Tag Archives: experiment

Bean Lab Report

Throughout our spring ecology course here at Smokey House we participated in a month long experiment where we recorded bean plant growth with added variables to determine if the plant’s growth rate would be impacted. My experiment was to observe and record bean growth between three separate plant’s where one had no sugar added, one that had one teaspoon of sugar added and one that had one tablespoon of sugar. These three plant’s were watered three times a week on Mondays, Wednesdays, and Fridays. All of the plant’s received approximately the same amount of water and sunlight. On the 26th of April we completed our experiments and culminated data about our findings.
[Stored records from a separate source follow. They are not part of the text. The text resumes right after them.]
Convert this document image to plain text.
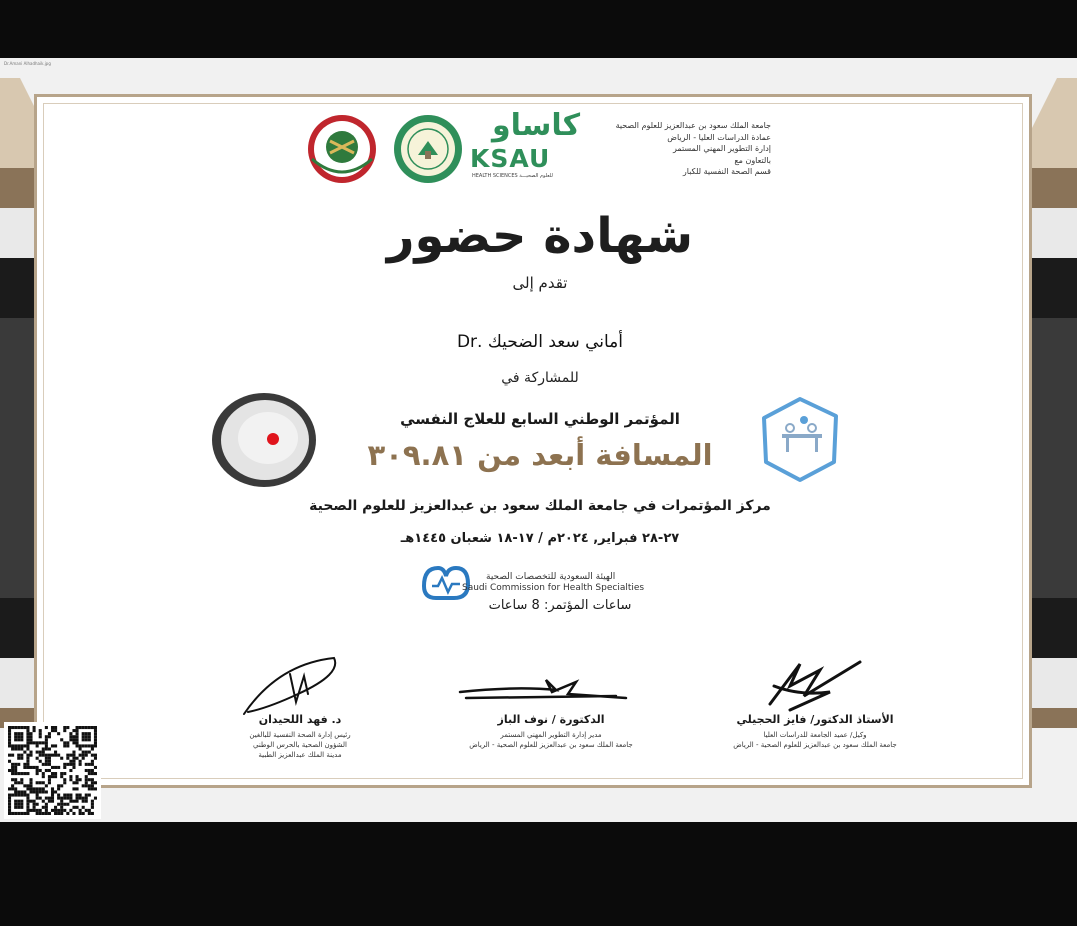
Dr.Amani Alhadhaik.jpg
جامعة الملك سعود بن عبدالعزيز للعلوم الصحية
عمادة الدراسات العليا - الرياض
إدارة التطوير المهني المستمر
بالتعاون مع
قسم الصحة النفسية للكبار
كاساو
KSAU
HEALTH SCIENCES للعلوم الصحيـــة
شهادة حضور
تقدم إلى
أماني سعد الضحيك .Dr
للمشاركة في
المؤتمر الوطني السابع للعلاج النفسي
المسافة أبعد من ٣٠٩.٨١
مركز المؤتمرات في جامعة الملك سعود بن عبدالعزيز للعلوم الصحية
٢٧-٢٨ فبراير, ٢٠٢٤م / ١٧-١٨ شعبان ١٤٤٥هـ
الهيئة السعودية للتخصصات الصحية
Saudi Commission for Health Specialties
ساعات المؤتمر: 8 ساعات
الأستاذ الدكتور/ فايز الحجيلي
وكيل/ عميد الجامعة للدراسات العليا
جامعة الملك سعود بن عبدالعزيز للعلوم الصحية - الرياض
الدكتورة / نوف الباز
مدير إدارة التطوير المهني المستمر
جامعة الملك سعود بن عبدالعزيز للعلوم الصحية - الرياض
د. فهد اللحيدان
رئيس إدارة الصحة النفسية للبالغين
الشؤون الصحية بالحرس الوطني
مدينة الملك عبدالعزيز الطبية
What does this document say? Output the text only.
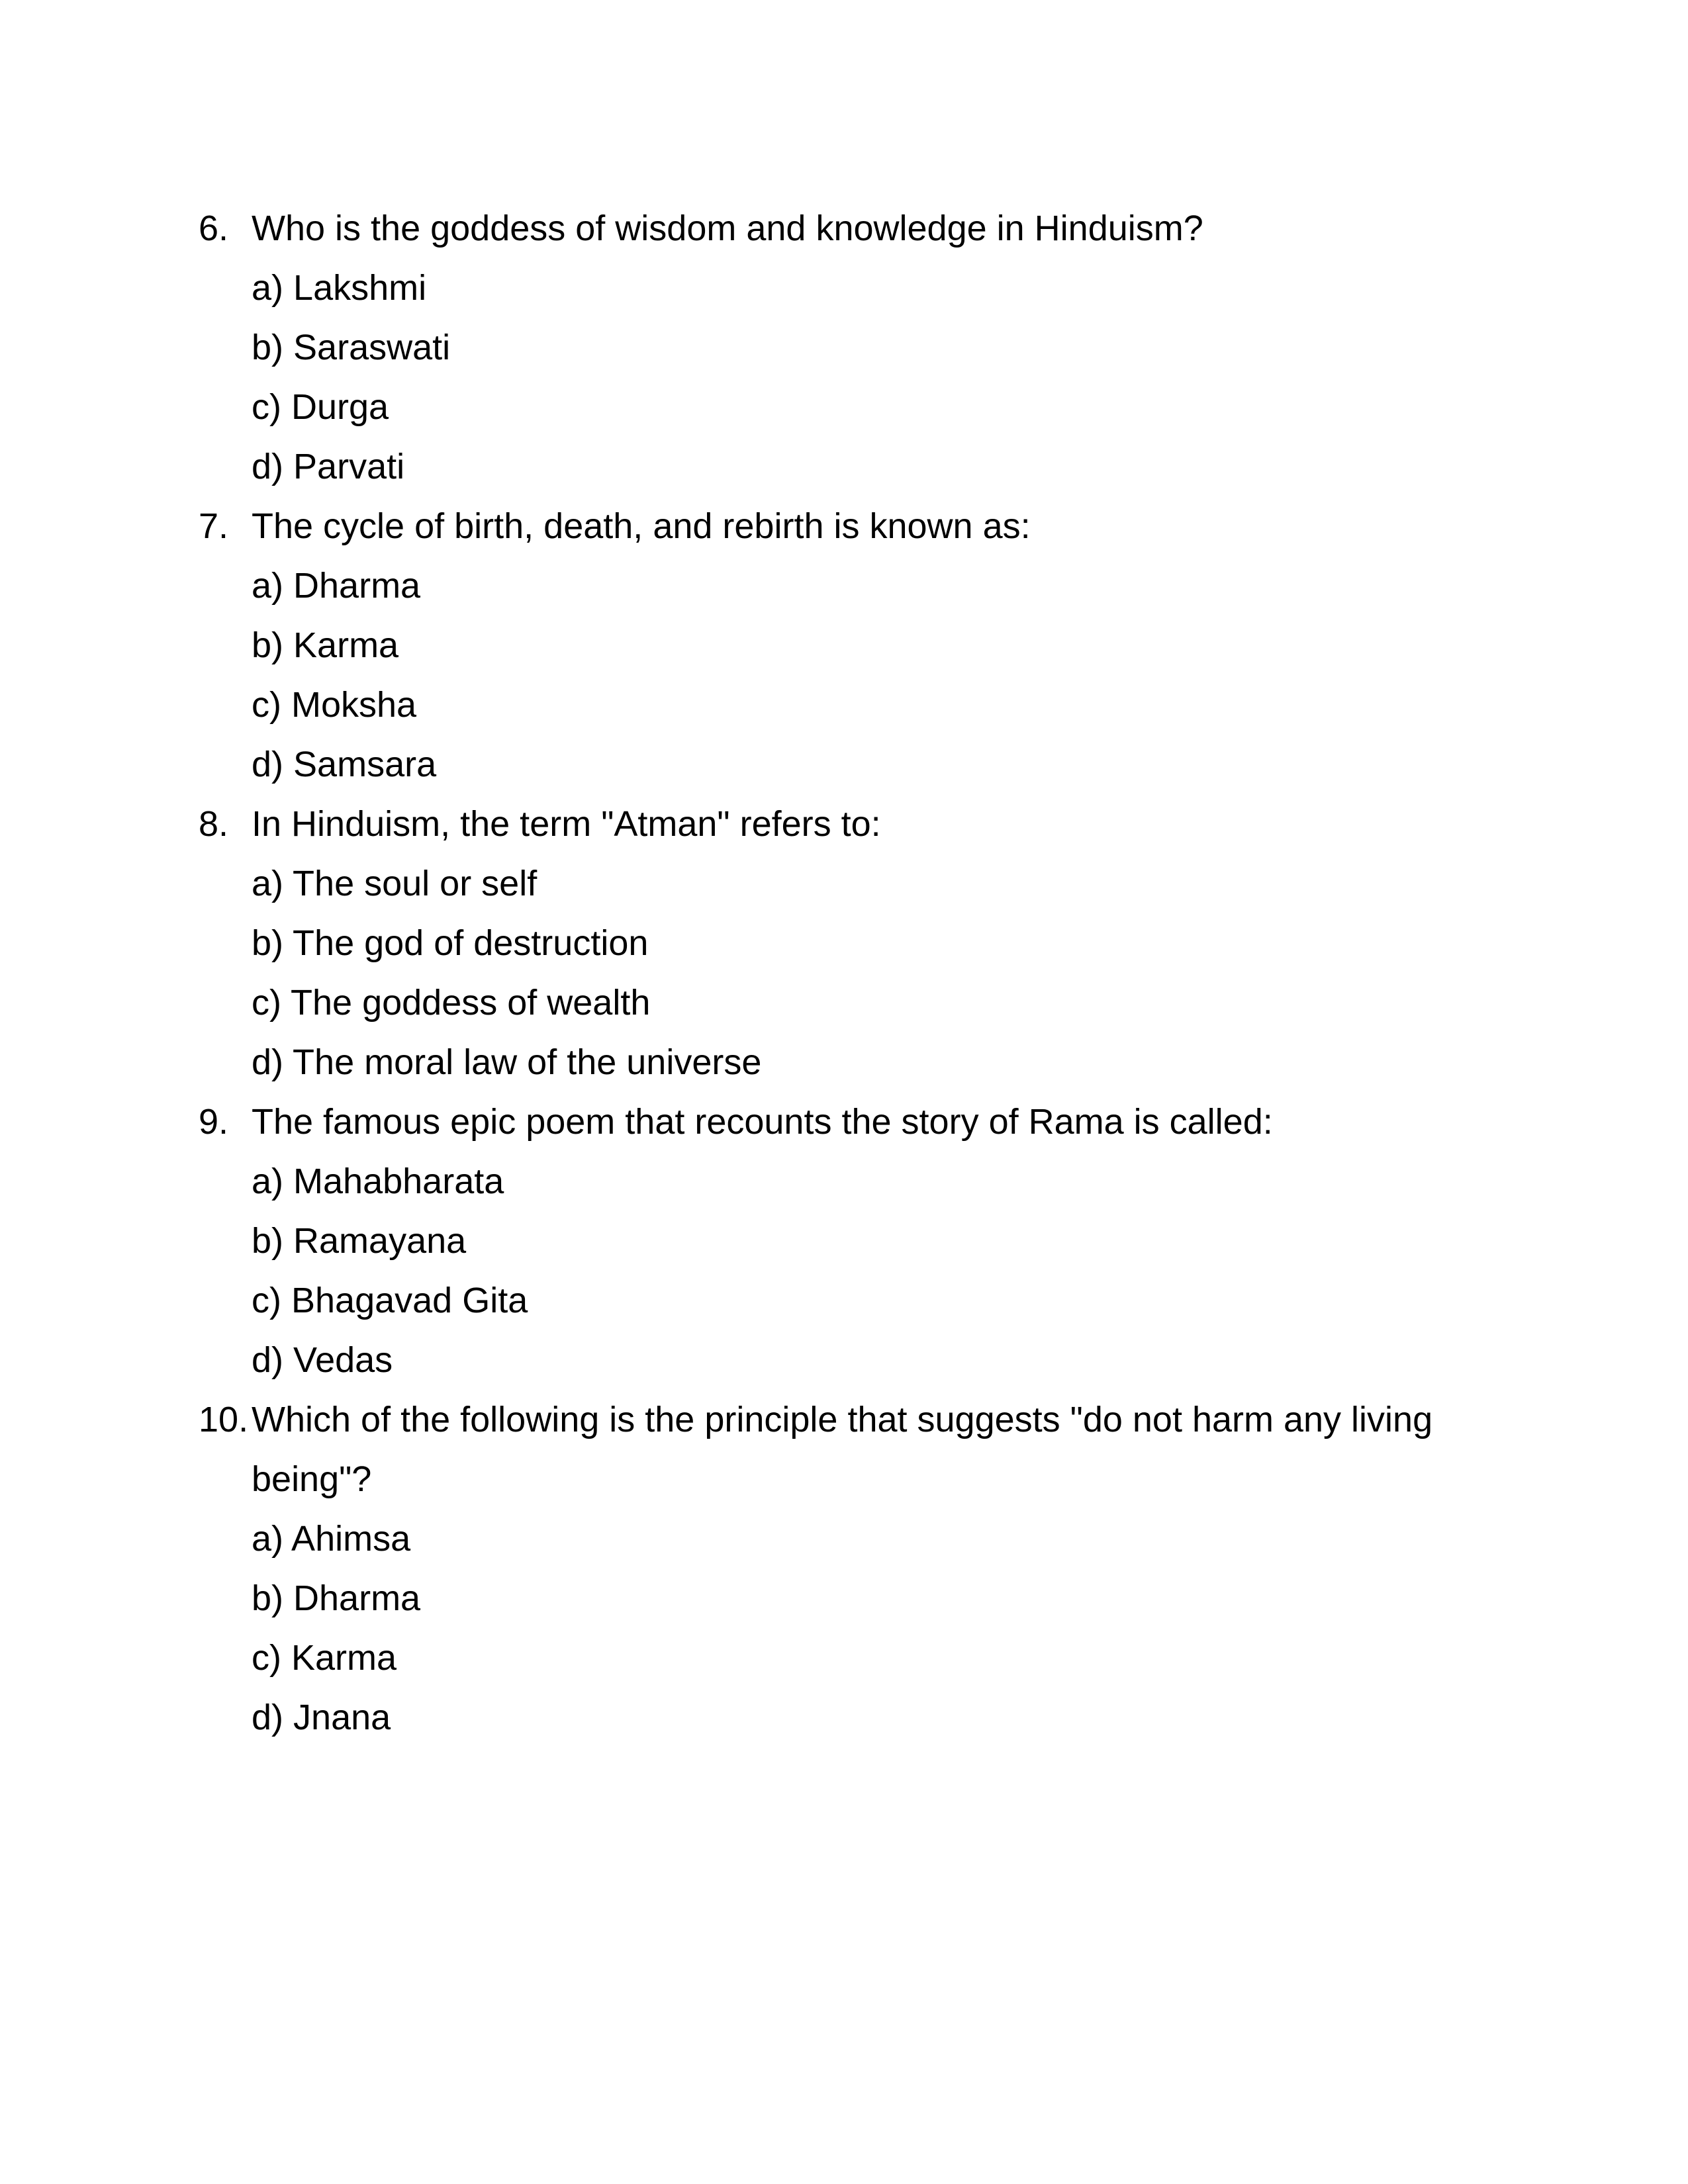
6. Who is the goddess of wisdom and knowledge in Hinduism?
a) Lakshmi
b) Saraswati
c) Durga
d) Parvati
7. The cycle of birth, death, and rebirth is known as:
a) Dharma
b) Karma
c) Moksha
d) Samsara
8. In Hinduism, the term "Atman" refers to:
a) The soul or self
b) The god of destruction
c) The goddess of wealth
d) The moral law of the universe
9. The famous epic poem that recounts the story of Rama is called:
a) Mahabharata
b) Ramayana
c) Bhagavad Gita
d) Vedas
10. Which of the following is the principle that suggests "do not harm any living
being"?
a) Ahimsa
b) Dharma
c) Karma
d) Jnana
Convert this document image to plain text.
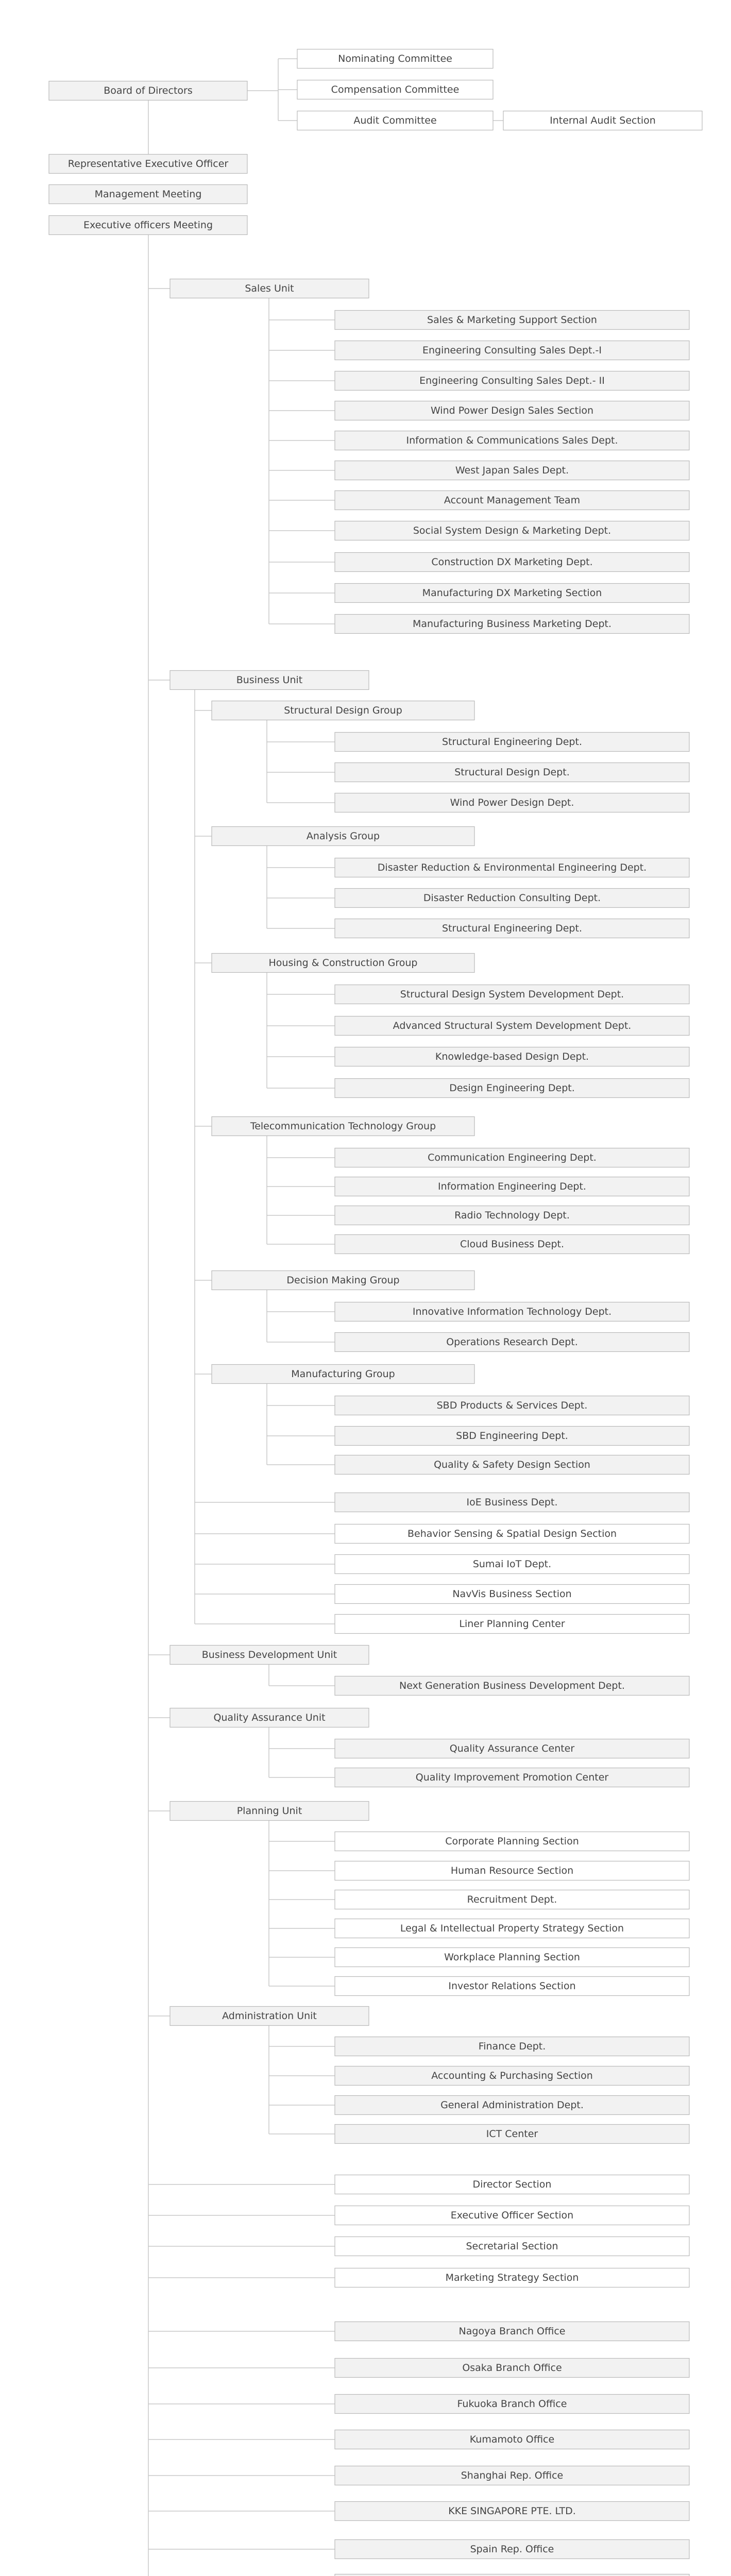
Board of Directors
Nominating Committee
Compensation Committee
Audit Committee	Internal Audit Section
Representative Executive Officer
Management Meeting
Executive officers Meeting
Sales Unit
Sales & Marketing Support Section
Engineering Consulting Sales Dept.-I
Engineering Consulting Sales Dept.- II
Wind Power Design Sales Section
Information & Communications Sales Dept.
West Japan Sales Dept.
Account Management Team
Social System Design & Marketing Dept.
Construction DX Marketing Dept.
Manufacturing DX Marketing Section
Manufacturing Business Marketing Dept.
Business Unit
Structural Design Group
Structural Engineering Dept.
Structural Design Dept.
Wind Power Design Dept.
Analysis Group
Disaster Reduction & Environmental Engineering Dept.
Disaster Reduction Consulting Dept.
Structural Engineering Dept.
Housing & Construction Group
Structural Design System Development Dept.
Advanced Structural System Development Dept.
Knowledge-based Design Dept.
Design Engineering Dept.
Telecommunication Technology Group
Communication Engineering Dept.
Information Engineering Dept.
Radio Technology Dept.
Cloud Business Dept.
Decision Making Group
Innovative Information Technology Dept.
Operations Research Dept.
Manufacturing Group
SBD Products & Services Dept.
SBD Engineering Dept.
Quality & Safety Design Section
IoE Business Dept.
Behavior Sensing & Spatial Design Section
Sumai IoT Dept.
NavVis Business Section
Liner Planning Center
Business Development Unit
Next Generation Business Development Dept.
Quality Assurance Unit
Quality Assurance Center
Quality Improvement Promotion Center
Planning Unit
Corporate Planning Section
Human Resource Section
Recruitment Dept.
Legal & Intellectual Property Strategy Section
Workplace Planning Section
Investor Relations Section
Administration Unit
Finance Dept.
Accounting & Purchasing Section
General Administration Dept.
ICT Center
Director Section
Executive Officer Section
Secretarial Section
Marketing Strategy Section
Nagoya Branch Office
Osaka Branch Office
Fukuoka Branch Office
Kumamoto Office
Shanghai Rep. Office
KKE SINGAPORE PTE. LTD.
Spain Rep. Office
My findings were that the bean plant that received the same amount of sunlight and water than the others but had no sugar added grew the tallest in stalk length at 20 centimeters. However, the bean plant that received the smallest amount of sugar at one teaspoon grew to a close second at 12 centimeters. Lastly for our third bean plant it grew a whopping zero centimeters and gave our room a funky smell due to the fermenting sugar.

The denouement of my experiment was that the bean plant without any additives grew the tallest and perhaps the reason for this is because the plant had easier access to the nutrients in the soil and sugar could have made it more difficult for the other plant’s to do this. The second plant with only one teaspoon grew to a total of 12 centimeters although it grew at a much slower pace than the plant without sugar. As for our plant with one tablespoon it didn’t grow at all and the reason for this could be because there was simply to much sugar for the bean to absorb other nutrients from the soil. We did however, miss an entire week of monitoring our beans due to spring break and this could have been a confounding variable in our project although I have a small amount of doubt that it had a considerable impact on growth overall. I’ve concluded albeit the bean plant’s can grow with a minimal amount of sugar, I find it better to let nature do its magic and add none at all.